Kemp: The thing that I want to add to that is that it’s not just not hard feelings, it’s positive feelings. Many of the people who work for The Ticket are my closest friends in the world. I became an adult working at this radio station. Not only the on-air talent but our boss, Jeff Catlin, has been extremely supportive of me and it’s both personal and professional. These are people who were at my wedding—even though Corby showed up very underdressed. I love them. I will always love them. I hope no will ill will against any of them, so it’s not just no hard feelings. It is positive feelings. And I think that’s very important to us.
What if Cumulus is successful in getting the injunction?
Kemp: That would be unfortunate but that’s not really our thing. Like, that’s up to people that are way, way smarter than us.
McDowell: I mean, I’ve been scared straight. I’m not going to do anything law tells me I can’t do. I’m more of a “Yes, sir” guy than Jake is.
Can you kind of describe what kind of radio town Dallas is? What is the audience like?

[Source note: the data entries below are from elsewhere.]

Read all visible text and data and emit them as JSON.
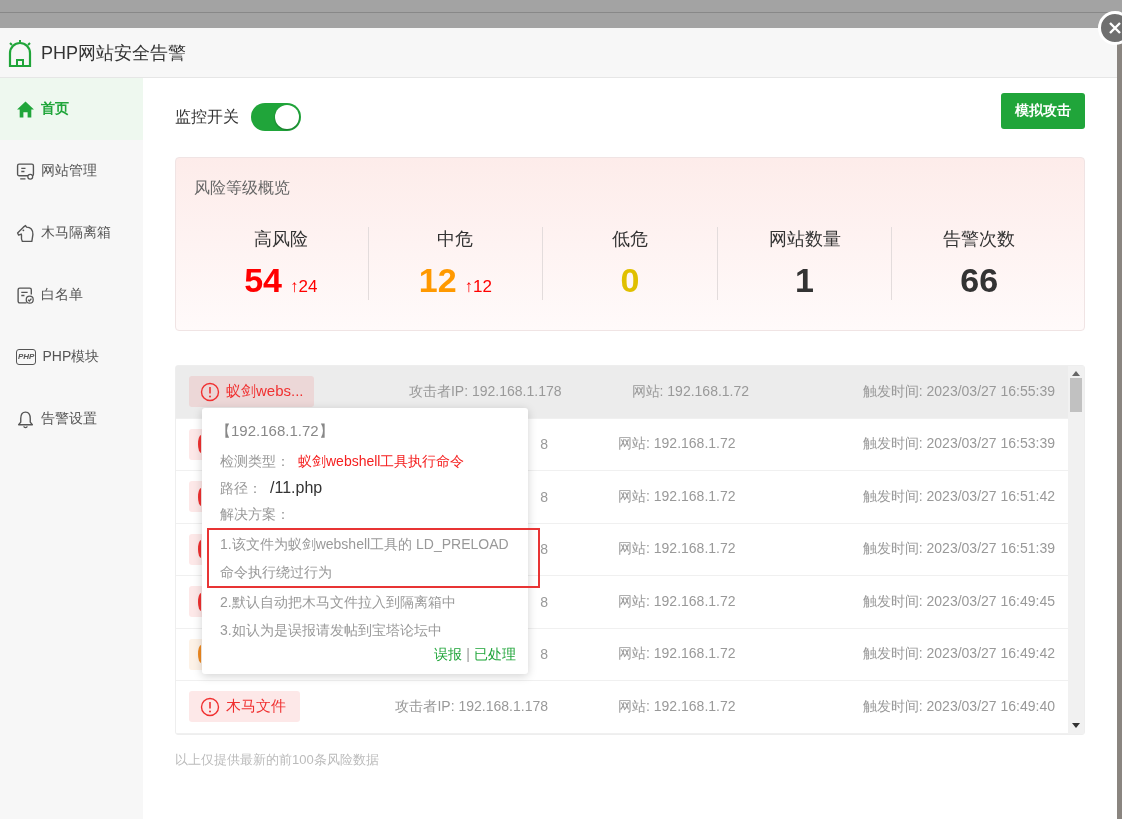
{
  "window": {
    "title": "PHP网站安全告警"
  },
  "sidebar": {
    "items": [
      {
        "kind": "home",
        "label": "首页",
        "selected": true
      },
      {
        "kind": "monitor",
        "label": "网站管理",
        "selected": false
      },
      {
        "kind": "horse",
        "label": "木马隔离箱",
        "selected": false
      },
      {
        "kind": "list",
        "label": "白名单",
        "selected": false
      },
      {
        "kind": "php",
        "label": "PHP模块",
        "icon_text": "PHP",
        "selected": false
      },
      {
        "kind": "bell",
        "label": "告警设置",
        "selected": false
      }
    ]
  },
  "monitor_switch": {
    "label": "监控开关",
    "on": true
  },
  "simulate_button": "模拟攻击",
  "overview": {
    "title": "风险等级概览",
    "stats": [
      {
        "label": "高风险",
        "value": "54",
        "delta": "↑24",
        "color": "#ff0000"
      },
      {
        "label": "中危",
        "value": "12",
        "delta": "↑12",
        "color": "#ff9900"
      },
      {
        "label": "低危",
        "value": "0",
        "color": "#e0c000"
      },
      {
        "label": "网站数量",
        "value": "1",
        "color": "#333333"
      },
      {
        "label": "告警次数",
        "value": "66",
        "color": "#333333"
      }
    ]
  },
  "alerts": [
    {
      "color": "#f03030",
      "badge": "蚁剑webs...",
      "attacker": "攻击者IP: 192.168.1.178",
      "site": "网站: 192.168.1.72",
      "time": "触发时间: 2023/03/27 16:55:39",
      "selected": true
    },
    {
      "color": "#f03030",
      "attacker": "8",
      "site": "网站: 192.168.1.72",
      "time": "触发时间: 2023/03/27 16:53:39",
      "selected": false
    },
    {
      "color": "#f03030",
      "attacker": "8",
      "site": "网站: 192.168.1.72",
      "time": "触发时间: 2023/03/27 16:51:42",
      "selected": false
    },
    {
      "color": "#f03030",
      "attacker": "8",
      "site": "网站: 192.168.1.72",
      "time": "触发时间: 2023/03/27 16:51:39",
      "selected": false
    },
    {
      "color": "#f03030",
      "attacker": "8",
      "site": "网站: 192.168.1.72",
      "time": "触发时间: 2023/03/27 16:49:45",
      "selected": false
    },
    {
      "color": "#f08a20",
      "attacker": "8",
      "site": "网站: 192.168.1.72",
      "time": "触发时间: 2023/03/27 16:49:42",
      "selected": false
    },
    {
      "color": "#f03030",
      "badge": "木马文件",
      "attacker": "攻击者IP: 192.168.1.178",
      "site": "网站: 192.168.1.72",
      "time": "触发时间: 2023/03/27 16:49:40",
      "selected": false
    }
  ],
  "popup": {
    "title": "【192.168.1.72】",
    "type_label": "检测类型：",
    "type_value": "蚁剑webshell工具执行命令",
    "path_label": "路径：",
    "path_value": "/11.php",
    "solution_label": "解决方案：",
    "solutions": [
      {
        "text": "1.该文件为蚁剑webshell工具的 LD_PRELOAD 命令执行绕过行为",
        "highlighted": true
      },
      {
        "text": "2.默认自动把木马文件拉入到隔离箱中",
        "highlighted": false
      },
      {
        "text": "3.如认为是误报请发帖到宝塔论坛中",
        "highlighted": false
      }
    ],
    "actions": [
      "误报",
      "已处理"
    ],
    "separator": "|"
  },
  "footer_note": "以上仅提供最新的前100条风险数据"
}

Kemp: I think there are a couple of different things at play there. I think part of it is that most everyone here has a commute in their car. We have this ridiculous amount of sprawl and a significant number of people have to commute. And we have sports teams that people are very passionate about. And the third element of that I would say is that somehow it seems that Dallas-Fort Worth ends up being national news a lot.

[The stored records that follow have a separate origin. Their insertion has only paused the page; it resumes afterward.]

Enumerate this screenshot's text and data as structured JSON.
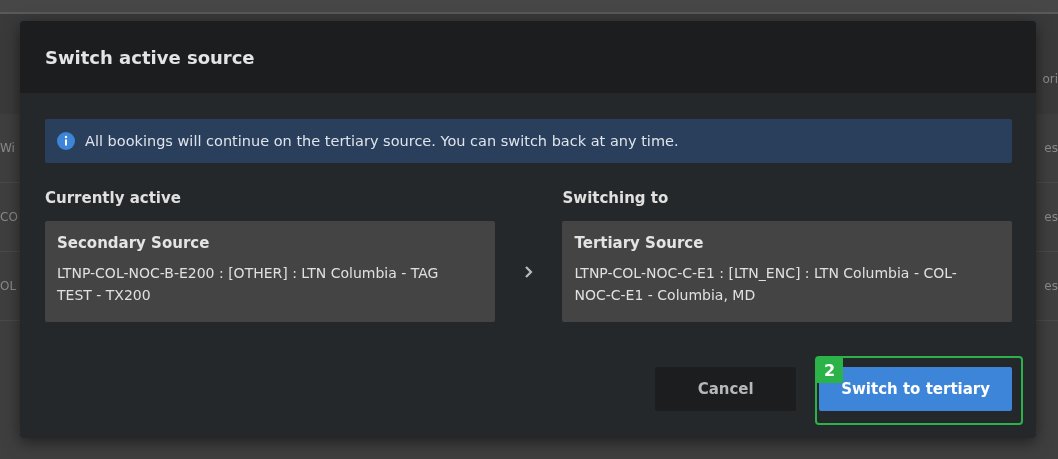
{
  "backdrop": {
    "header_fragment": "ori",
    "rows": [
      {
        "left": "Wi",
        "right": "es"
      },
      {
        "left": "CO",
        "right": "es"
      },
      {
        "left": "OL",
        "right": "es"
      }
    ]
  },
  "dialog": {
    "title": "Switch active source",
    "notice": "All bookings will continue on the tertiary source. You can switch back at any time.",
    "current": {
      "label": "Currently active",
      "name": "Secondary Source",
      "detail": "LTNP-COL-NOC-B-E200 : [OTHER] : LTN Columbia - TAG TEST - TX200"
    },
    "target": {
      "label": "Switching to",
      "name": "Tertiary Source",
      "detail": "LTNP-COL-NOC-C-E1 : [LTN_ENC] : LTN Columbia - COL-NOC-C-E1 - Columbia, MD"
    },
    "buttons": [
      {
        "label": "Cancel",
        "kind": "secondary"
      },
      {
        "label": "Switch to tertiary",
        "kind": "primary",
        "highlight": "2"
      }
    ]
  }
}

I think it’s a great radio market and I think The Ticket has perfectly captured that, and it will continue to do so.
The other day someone said to me that part of the reason they enjoy listening to The Ticket is that the on-air talent seems really relatable, like they could be a friend. Do you think that’s part of the success?
Kemp: I think it’s absolutely the case. I mean, I’ve been through a number of personal situations—most recently, my son had a surgery done to his head a couple of months after he was born. The response to that, from a personal standpoint, was moving. People were so responsive in a positive way. I actually ended up finding the surgeon that did his procedure via those responses. I think it’s something very special, and I think we’re just proud to be a part of it.